The most significant recent evolution is the arrival of a different language rather than a new version of LSL. In 2025, Linden Lab announced SLua, a scripting option built on Luau (the typed, performance-oriented Lua dialect originally developed by Roblox), extended with Second Life’s function set. SLua entered open beta on parts of the production grid in December 2025, offering cleaner syntax, coroutines, and tables, with reports of roughly 50% lower memory use than LSL on Mono. SLua is positioned as a modern alternative; existing LSL scripts continue to run unchanged everywhere.
Current Relevance
LSL remains the workhorse scripting language of Second Life more than two decades after the platform’s launch. The enormous library of existing content, tutorials, marketplace products, and community knowledge built around it means LSL is not going away even as SLua matures — the two are expected to coexist, with LSL scripts running grid-wide while SLua is rolled out region by region. Beyond Second Life itself, the OpenSimulator project keeps an LSL-compatible dialect alive on self-hosted virtual worlds, so the skills and scripts transfer beyond Linden Lab’s grid.
Why It Matters
LSL is one of the most widely used domain-specific languages ever embedded in a virtual world, and it pioneered a model that later platforms would echo: give ordinary users a safe, sandboxed, event-driven language and let them build the world’s behavior themselves. Its state-machine structure, its 3D-native vector and rotation types, and its huge simulator-facing API made it possible for hundreds of thousands of non-professional creators to script everything from games to vehicles to a real economy of paid content. In doing so, LSL helped demonstrate that user-generated, scripted interactivity — not just user-generated geometry — could be the foundation of a persistent online world.
Timeline
Notable Uses & Legacy
Second Life
Every interactive object in Linden Lab's virtual world — doors, vehicles, vendors, attachable HUDs, gesture systems, scripted clothing and animations — is driven by LSL running on Linden Lab's servers, making it the language behind a large part of the resident-built world.
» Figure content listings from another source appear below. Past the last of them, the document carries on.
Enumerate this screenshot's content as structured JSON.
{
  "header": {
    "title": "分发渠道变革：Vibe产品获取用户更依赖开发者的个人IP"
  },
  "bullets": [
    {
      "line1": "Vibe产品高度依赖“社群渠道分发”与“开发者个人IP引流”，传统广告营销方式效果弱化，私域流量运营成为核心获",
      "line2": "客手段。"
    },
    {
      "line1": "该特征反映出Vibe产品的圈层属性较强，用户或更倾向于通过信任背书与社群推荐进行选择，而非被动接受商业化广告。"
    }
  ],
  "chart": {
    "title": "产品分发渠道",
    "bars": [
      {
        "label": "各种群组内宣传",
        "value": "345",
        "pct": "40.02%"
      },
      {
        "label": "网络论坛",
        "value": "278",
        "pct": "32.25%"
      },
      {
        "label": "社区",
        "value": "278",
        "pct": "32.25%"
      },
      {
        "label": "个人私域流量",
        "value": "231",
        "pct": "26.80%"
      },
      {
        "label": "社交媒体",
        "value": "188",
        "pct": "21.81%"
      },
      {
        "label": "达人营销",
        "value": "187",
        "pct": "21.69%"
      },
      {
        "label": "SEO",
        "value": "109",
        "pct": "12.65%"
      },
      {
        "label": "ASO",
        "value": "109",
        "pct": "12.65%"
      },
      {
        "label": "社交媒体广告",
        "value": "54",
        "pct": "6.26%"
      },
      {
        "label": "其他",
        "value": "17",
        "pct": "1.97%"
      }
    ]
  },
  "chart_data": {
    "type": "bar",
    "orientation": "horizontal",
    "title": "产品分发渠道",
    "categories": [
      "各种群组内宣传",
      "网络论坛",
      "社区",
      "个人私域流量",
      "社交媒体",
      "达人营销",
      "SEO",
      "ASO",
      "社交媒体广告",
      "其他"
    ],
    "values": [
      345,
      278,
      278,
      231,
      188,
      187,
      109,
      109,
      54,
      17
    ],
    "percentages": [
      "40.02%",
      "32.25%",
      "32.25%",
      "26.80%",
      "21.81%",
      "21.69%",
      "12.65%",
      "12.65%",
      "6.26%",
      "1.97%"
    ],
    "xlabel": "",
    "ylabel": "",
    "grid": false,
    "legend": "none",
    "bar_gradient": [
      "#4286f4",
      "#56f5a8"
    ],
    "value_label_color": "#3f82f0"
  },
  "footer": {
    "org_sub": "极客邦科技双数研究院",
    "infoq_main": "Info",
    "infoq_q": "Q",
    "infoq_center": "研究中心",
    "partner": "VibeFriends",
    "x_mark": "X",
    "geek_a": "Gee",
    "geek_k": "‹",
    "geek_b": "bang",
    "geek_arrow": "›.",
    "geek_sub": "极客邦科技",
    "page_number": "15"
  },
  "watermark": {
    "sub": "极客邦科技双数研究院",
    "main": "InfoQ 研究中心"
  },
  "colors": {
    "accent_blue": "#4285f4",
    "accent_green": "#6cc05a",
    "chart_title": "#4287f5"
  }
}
Second Life creator economy
Independent content creators script products such as furniture with sit animations, weapons and games, rezzers, and vending systems, then sell them on the Second Life Marketplace and in-world stores — LSL skills underpin a substantial part of the platform's user economy.
OpenSimulator
The open-source OpenSimulator virtual-world server implements an LSL-compatible scripting system (and extends it with additional OSSL functions), letting content and skills carry over from Second Life to self-hosted grids.
Education and training in virtual worlds
During Second Life's peak adoption, universities and organizations built scripted classrooms, simulations, and interactive exhibits in-world; LSL provided the interactivity (quizzes, controls, presentations) for these teaching spaces.
Interactive art and immersive builds
Artists and builders use LSL to create reactive installations and immersive environments — particle effects, sound, lighting, and objects that respond to visitors — that would otherwise be static geometry.